The island has two civilian hospitals, Guam Memorial Hospital (GMH) and Guam Regional Medical City (GRMC). Both Paul and Holly had been working at GRMC prior to the pandemic, but things changed when the island started seeing cases. “Originally I started out at GRMC with Paul,” says Holly. “When the governor deemed one hospital COVID and the other non-COVID, they asked if I could come help out at the COVID hospital because they needed an intensivist.”
Dealing with COVID-19 in Guam has changed how Holly interacts with patients and does her job. “At first it was really scary,” she says. “Now it has been three weeks, and we’re pretty used to all of the PPE and respirators and face masks. It changes everything you do because it’s so hot to wear all of that, you can’t see well, you can’t hear anything, and it’s difficult to breathe with the respirators on. Everything you do is more difficult.”
The couple explains that flexibility has been the key to getting through their shifts. “You are constantly having new information and having to change everything that you thought we were doing right,” says Paul.
Holly agrees. “Everybody is learning as we go, because this is a new disease. We are changing our practice every couple of days depending on what information is coming out. When you’re not seeing patients, you’re constantly reading, trying to figure out things that might work.”
An unexpected assignment
The outbreak changed what had been a leisurely one week on, one week off schedule to a much busier assignment. She had worked thirty days straight at the time of the interview and was scheduled to work another thirty days straight.
Yet despite the crazy schedule, she says that the hospital has taken great care of their doctors. “They bring meals three times a day, make sure we’re getting rest. They’ve been really conscientious to not burn us out.” Local restaurants and shop owners have been donating food and supplies to the healthcare workers, even going as far as making special meals to accommodate her vegetarian diet. “The whole island is taking care of us.”
Paul is equally appreciative of the way the community in Guam welcomed them. “Don’t underestimate the small facilities or the comradery of a community, or the love of an island. We have been blown away by the commitment of the people here and the quality of medicine that is provided. It’s been amazing.”

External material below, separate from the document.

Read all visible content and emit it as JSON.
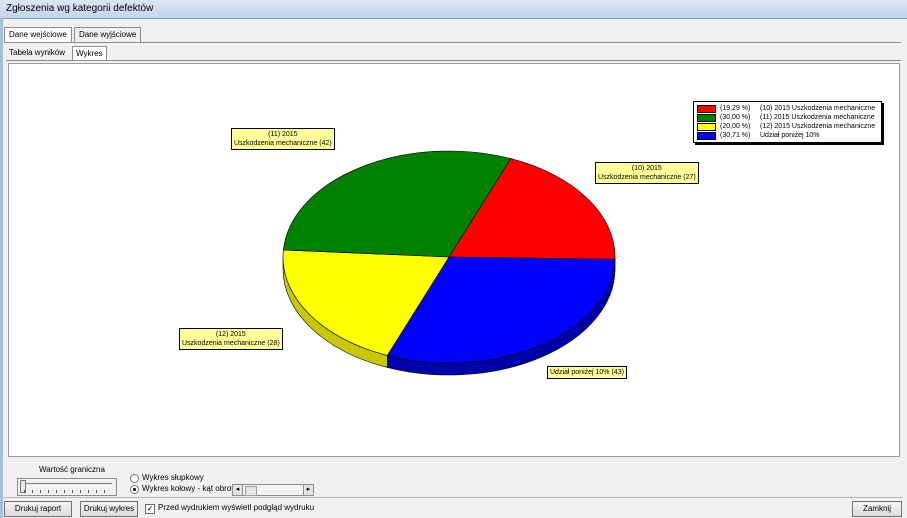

Advice to other healthcare workers
Both Paul and Holly know that COVID-19 isn’t going away. As they finish their assignment and eventually transition back to practicing in the United States, they urge other doctors to pace themselves and take time to de-stress. “I worked thirty days straight, but I don’t necessarily feel drained,” says Holly. She says getting enough sleep, eating well, and trying to exercise has helped.
Paul adds that finding a way to process what you’re experiencing is crucial. “Whether that’s telemedicine with a mental health counselor or connecting with family, that’s very important. Find your way to find some normalcy, however that is.”
A positive experience
While they certainly didn’t expect to confront a pandemic during their time in Guam, the Llobets see their experience as overwhelmingly positive. “It just reminds me what’s important in life,” says Holly. “We’ve been so far from our home and didn’t do a good job of keeping in touch with our families and friends, and then COVID came. Now we’re video chatting with family a couple of times a week, and I’ve become closer with friends and family than I had been before.”
They’ve also become closer as a couple. “What locums did for my wife and I: we got a lot closer,” Paul says. Holly agrees, “We’re on the same schedule again so we work for a week and travel together for a week, and it’s been really good for us.”
Overall, Holly has nothing but good things to say about her locums experience in Guam. “It has changed my life. I’m awake again. It has completely changed my perspective on the way I practice. I like the travel, being in a new culture, in a new corner of the earth. I cannot thank Global enough for giving me this experience, COVID or non-COVID.”